One dead, dozens hurt as plane skids off Istanbul runway and breaks into pieces
ISTANBUL, Turkey — A Turkish airliner skidded off a runway, crashed into a ditch and broke apart while landing in bad weather Wednesday in Istanbul, killing one person and injuring dozens. Passengers had to scramble through the split fuselage to escape.
The aircraft, operated by low-cost carrier Pegasus Airlines, was arriving at Istanbul’s Sabiha Gokcen airport from the western Turkish city of Izmir with 177 passengers and crew on board when it had what the Transportation Ministry described as a “rough landing.”
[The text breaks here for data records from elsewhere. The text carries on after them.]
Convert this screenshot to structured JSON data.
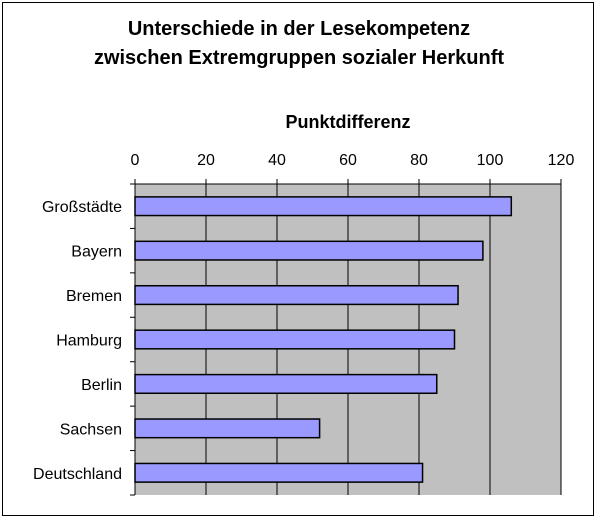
{
  "chart_data": {
    "type": "bar",
    "orientation": "horizontal",
    "title_lines": [
      "Unterschiede in der Lesekompetenz",
      "zwischen Extremgruppen sozialer Herkunft"
    ],
    "xlabel": "Punktdifferenz",
    "xlim": [
      0,
      120
    ],
    "xticks": [
      0,
      20,
      40,
      60,
      80,
      100,
      120
    ],
    "categories": [
      "Großstädte",
      "Bayern",
      "Bremen",
      "Hamburg",
      "Berlin",
      "Sachsen",
      "Deutschland"
    ],
    "values": [
      106,
      98,
      91,
      90,
      85,
      52,
      81
    ],
    "grid": true,
    "legend": "none",
    "colors": {
      "bar": "#9999ff",
      "plot_background": "#c0c0c0",
      "border": "#000000"
    }
  }
}
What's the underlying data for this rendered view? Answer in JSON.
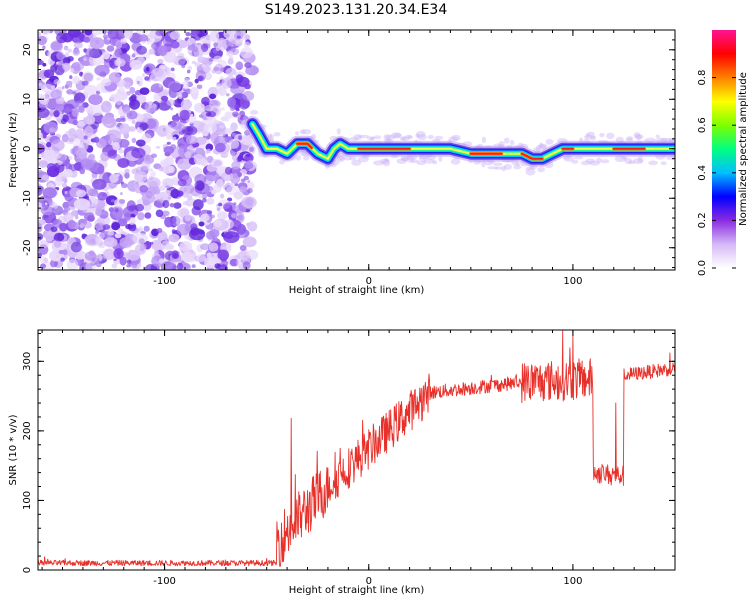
{
  "title": "S149.2023.131.20.34.E34",
  "chart_data": [
    {
      "type": "heatmap",
      "xlabel": "Height of straight line (km)",
      "ylabel": "Frequency (Hz)",
      "xlim": [
        -162,
        150
      ],
      "ylim": [
        -24.5,
        24
      ],
      "xticks": [
        -100,
        0,
        100
      ],
      "yticks": [
        -20,
        -10,
        0,
        10,
        20
      ],
      "noise_region_x": [
        -162,
        -57
      ],
      "ridge": {
        "x": [
          -57,
          -54,
          -50,
          -45,
          -40,
          -35,
          -30,
          -25,
          -20,
          -17,
          -14,
          -10,
          -5,
          0,
          10,
          20,
          30,
          40,
          50,
          60,
          70,
          75,
          80,
          85,
          90,
          95,
          100,
          110,
          120,
          130,
          140,
          150
        ],
        "y": [
          5,
          3,
          0,
          0,
          -1,
          1,
          1,
          -1,
          -2,
          0,
          1,
          0,
          0,
          0,
          0,
          0,
          0,
          0,
          -1,
          -1,
          -1,
          -1,
          -2,
          -2,
          -1,
          0,
          0,
          0,
          0,
          0,
          0,
          0
        ],
        "peak_ranges": [
          [
            -35,
            -28
          ],
          [
            -5,
            20
          ],
          [
            50,
            65
          ],
          [
            75,
            85
          ],
          [
            95,
            100
          ],
          [
            120,
            135
          ]
        ]
      },
      "colorbar": {
        "label": "Normalized spectral amplitude",
        "range": [
          0,
          1
        ],
        "ticks": [
          "0.0",
          "0.2",
          "0.4",
          "0.6",
          "0.8"
        ],
        "colors": [
          "#ffffff",
          "#d6b8f7",
          "#8a2be2",
          "#0000ff",
          "#00bfff",
          "#00ff80",
          "#7fff00",
          "#ffff00",
          "#ff8000",
          "#ff0000",
          "#ff1493"
        ]
      }
    },
    {
      "type": "line",
      "xlabel": "Height of straight line (km)",
      "ylabel": "SNR (10 * v/v)",
      "xlim": [
        -162,
        150
      ],
      "ylim": [
        0,
        345
      ],
      "xticks": [
        -100,
        0,
        100
      ],
      "yticks": [
        0,
        100,
        200,
        300
      ],
      "color": "#e8302a",
      "segments": [
        {
          "x": [
            -162,
            -45
          ],
          "base": [
            10,
            10
          ],
          "noise": 4
        },
        {
          "x": [
            -45,
            -20
          ],
          "base": [
            40,
            120
          ],
          "noise": 40
        },
        {
          "x": [
            -20,
            30
          ],
          "base": [
            120,
            255
          ],
          "noise": 30
        },
        {
          "x": [
            30,
            75
          ],
          "base": [
            255,
            270
          ],
          "noise": 10
        },
        {
          "x": [
            75,
            110
          ],
          "base": [
            270,
            275
          ],
          "noise": 30
        },
        {
          "x": [
            110,
            125
          ],
          "base": [
            140,
            135
          ],
          "noise": 15
        },
        {
          "x": [
            125,
            150
          ],
          "base": [
            280,
            290
          ],
          "noise": 10
        }
      ],
      "spikes": [
        {
          "x": -38,
          "y": 218
        },
        {
          "x": -14,
          "y": 175
        },
        {
          "x": 95,
          "y": 345
        },
        {
          "x": 100,
          "y": 340
        },
        {
          "x": 121,
          "y": 240
        }
      ]
    }
  ]
}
In video obtained by the Associated Press, the wreckage of the plane was in a field adjacent to the end of the runway. The video shows heavy rain and strong winds at the time, with smoke coming from one of the engines. Passengers were climbing out of the plane onto its wings and away from the crash site.
Dozens of rescue crew members swarmed around the flood-lit fuselage, including around the cockpit, which had flipped over. The plane was a Boeing 737 that was 11 years old, according to the flight-tracking website Flightradar24.
Istanbul Gov. Ali Yerlikaya said the plane failed to “hold on to the runway” and skidded some 50-60 yards before it dropped into the ditch from a height of about 98 feet.
“We are deeply saddened ... (But) we are very happy that we escaped a greater accident,” Yerlikaya said, adding that the plane could have burst into flames.
Health Minister Fahrettin Koca reported that one person had died and 157 injured people were taken to hospitals. Three of the injured required surgery and two others were in intensive care, but none of their lives were thought to be in danger, he said.
Survivor Dogus Bilgic, 24, told Turkish television channel NTV that he fled the smashed plane by way of a gap near his seat and was one of the first passengers to get out.
“We traveled (on the runway) for some 20 or 30 seconds, then all of a sudden we flew off the runway,” he said while seated in a wheelchair because of a leg injury. “It happened in seconds.”
“I was seated in 25C. I believe the plane broke apart at row 26,” Bilgic recalled, adding that he threw himself out of the plane when he saw the opening.
“The front (of the plane) was in a terrible state. I saw, after I was on the ground, that it had completely broken apart,” he said.
As other passengers emerged from the wreckage, Bilgic said he helped two or three to the ground.
“I carried them somewhere because they weren’t doing as well as us,” then ran away from the plane with others, fearing a possible explosion, he said. “There was complete chaos.”
NTV television said the two pilots were among the injured and were in serious condition.
The airport was shut down after the crash and flights were being diverted to Istanbul’s main airport.
“According to the information we have, there was a rough landing. The accident occurred after [the plane] could not decelerate and rammed into a field from the end of the runway,” the state-run Anadolu Agency quoted Transportation and Infrastructure Minister Mehmet Cahit Turan as saying.
Pegasus is a privately-owned low-cost carrier based in Istanbul that flies 97 routes, mostly within Turkey and to destinations in Europe, the Middle East and Central Asia. It is majority owned by Turkish billionaire Sevket Sabanci and his family, who have big investments in the country in areas as varied as real estate, clothing, health clubs and packaging materials.
The accident came a month after a Pegasus plane with 164 people on board skidded off the runway at the same airport. There were no deaths or injuries in that incident on Jan. 7.
In January 2018, another Boeing 737-800 in the Pegasus fleet slid off a runway at northeastern Turkey’s Trabzon Airport and down a dirt embankment. The plane came to rest in the dirt above the Black Sea with its nose pointed toward the water. None of the 168 passengers and crew members were injured.
Planes are designed to absorb impact forces in the bottom of the fuselage to improve the chances that passengers in the cabin above will survive.